Super apps like Alibaba’s Alipay and Tencent’s WeChat have become super successful in Asia.

Their market dominance in turn has made Western entrepreneurs “super” interested in building their own, perhaps none more so than Elon Musk.

The South African-born tech titan has recently added more fuel to the fire by replacing the longtime bluebird logo of his social media platform Twitter with the stylized “X” of the “everything app” he is rumored to be planning to build.

“You have to start with what would it even mean for them to become a super app. I think a lot of people focus on how X might do micro payments and [integrate that functionality],” Amias Gerety, partner at QED Investors tells PYMNTS CEO Karen Webster. “But I think, actually, the better place to start is, how many people actually use the platform?

“Journalists and politically engaged millennials are not necessarily the right place to start in terms of brand permission to start to take over people’s lives [with super app capabilities],” Gerety explains. “Does X even have the brand permission to get into people’s wallets?”

Most super apps are built upon existing social networks, incorporating new features and services to enhance the user experience, and rely on trust as an authorization point because many of those features and in-app optimizations are centered around payments. WeChat and Alipay, for example, revolutionized the way people interact and transact by integrating payment systems into their platforms.

After all, no matter what it is users want — at the end of the day, they are going to need to pay for it.

Leap Into Super App Realm

But does Musk’s X have what it takes to become a true game-changer in the digital landscape?

As Gerety says, to make the leap into the super app real, the platform must be able to convincingly solve for a real-world, right-now problem.

“What’s the size of the hole that you need to fill in someone’s life? What’s that job to be done?” he asks.

The super apps dominating the market today found hyper-scalable success by realizing there was a problem to be solved by introducing payments into networks that had already been established.

But X’s passionate yet relatively small user base may not be able to provide the necessary level of trust and acceptance for financial transactions.

Beyond that, “In the U.S., there is lots of competition. Other platforms are [competing] to do those jobs for you,” Gerety adds.

Musk’s platform’s potential to fill a significant void may be limited. With the need for a large and engaged user base, as well as the crucial brand permission to enter people’s wallets, X certainly faces an uphill battle.

Moving the Goalposts

The app economy is well developed, and there are a lot of apps that consumers use. Around 70% of consumers rely on apps for various transactions and activities, from shopping and paying bills to banking and checking transactions, making digital platforms an increasingly integral part of daily life.

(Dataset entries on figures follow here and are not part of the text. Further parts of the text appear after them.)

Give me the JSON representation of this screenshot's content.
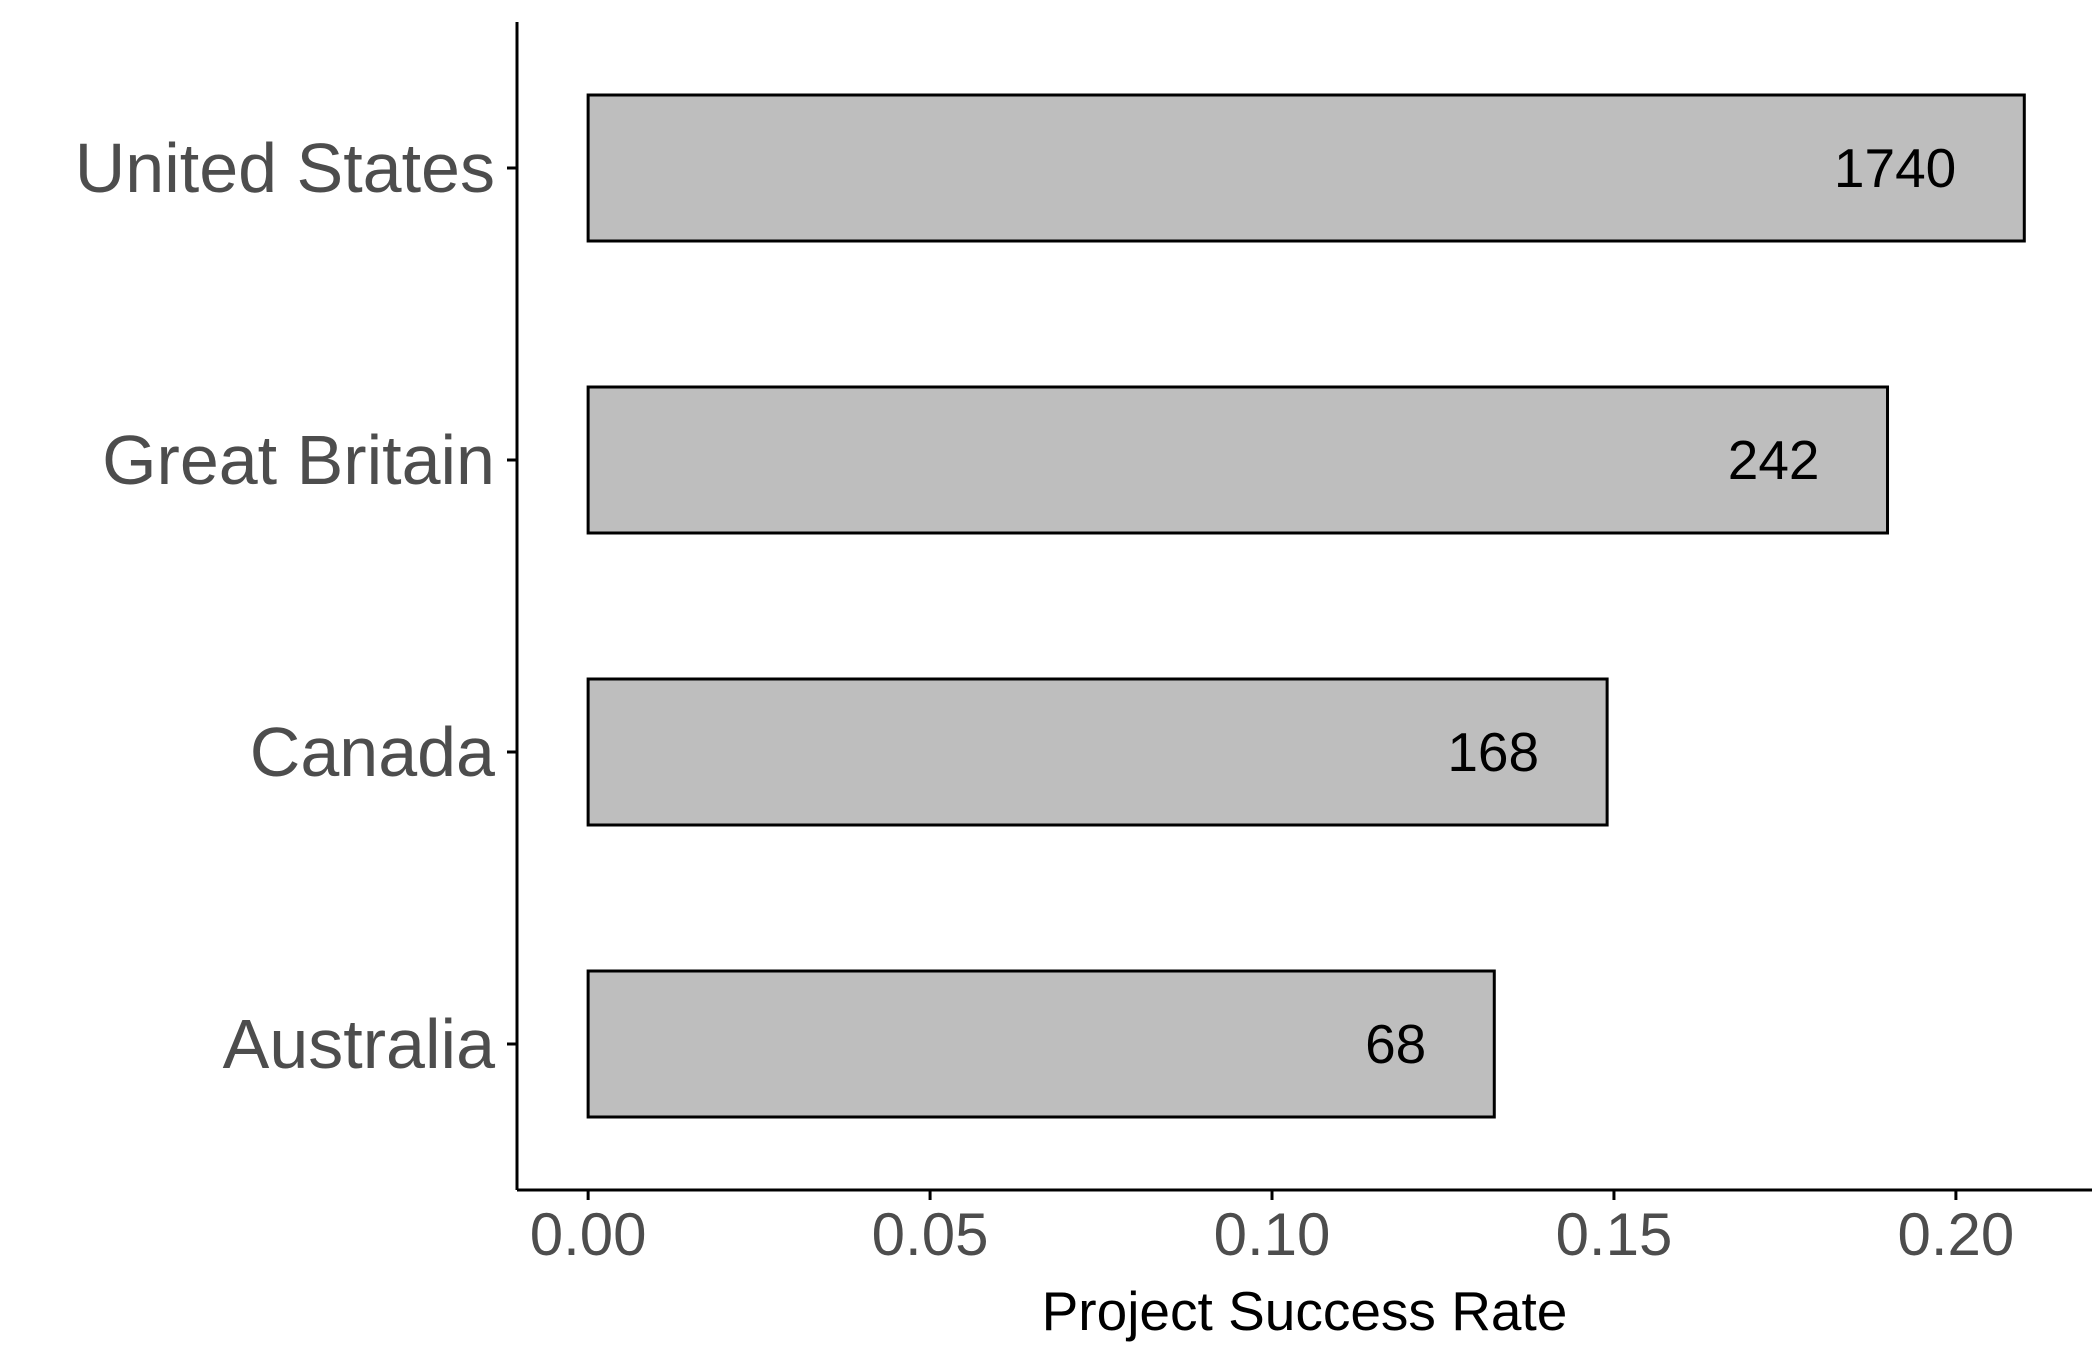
{
  "chart_data": {
    "type": "bar",
    "orientation": "horizontal",
    "categories": [
      "United States",
      "Great Britain",
      "Canada",
      "Australia"
    ],
    "values": [
      0.21,
      0.19,
      0.149,
      0.1325
    ],
    "bar_labels": [
      "1740",
      "242",
      "168",
      "68"
    ],
    "xlabel": "Project Success Rate",
    "ylabel": "",
    "title": "",
    "x_ticks": [
      "0.00",
      "0.05",
      "0.10",
      "0.15",
      "0.20"
    ],
    "x_tick_values": [
      0,
      0.05,
      0.1,
      0.15,
      0.2
    ],
    "xlim": [
      -0.0104,
      0.2199
    ],
    "grid": false,
    "legend": "none",
    "colors": {
      "bar_fill": "#bebebe",
      "bar_stroke": "#000000",
      "axis": "#000000",
      "tick_text": "#4d4d4d"
    }
  }
}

Still, consumers are increasingly seeking a more streamlined experience, desiring an everyday app that combines services to revolutionize the way they connect, share and transact instead of switching between multiple platforms.

“Maybe X becomes the place where we finally conquer social shopping because payments are embedded. Maybe the everything app is the everyday app. It’s really going after Amazon, not going after WeChat or WhatsApp or Snap,” Gerety says.

“Nobody has figured out social shopping, and that is a big idea.”

Building trust will be crucial for any aspirant hoping to become the go-to app for consumers. That’s because another significant aspect of the digital landscape is the concept of an identity layer.

Existing identity verification systems provided by companies like Facebook, Gmail and Microsoft are not highly trusted or secure. This leaves room for a big idea around identity validation and security. Elon Musk’s approach of allowing people to pay for validation can be seen as a potential solution in the context of identity verification and could position X as a self-contained ecosystem where users enter the digital front door.

Still, as Gerety notes, “There’s no KYC [know your customer] for that blue check validation, and allowing people to pay for it went in the exact opposite direction, lowering the trust factor.

“By comparison, you can start to ask whether Apple is a super app company,” Gerety says. “And while in everybody’s mind the answer is no, realistically, it might be yes. … Apple is one of the few brands that is high on delight and high on trust. And so, again, Apple doesn’t describe itself as a super app, but it’s the closest thing we have in the U.S.

“Most companies, most startups succeed because they can build trust, ubiquity and need across a very narrow range of use cases,” he adds. “How are you going to build an app that has trust, ubiquity, and need across everything? That’s a tall challenge.”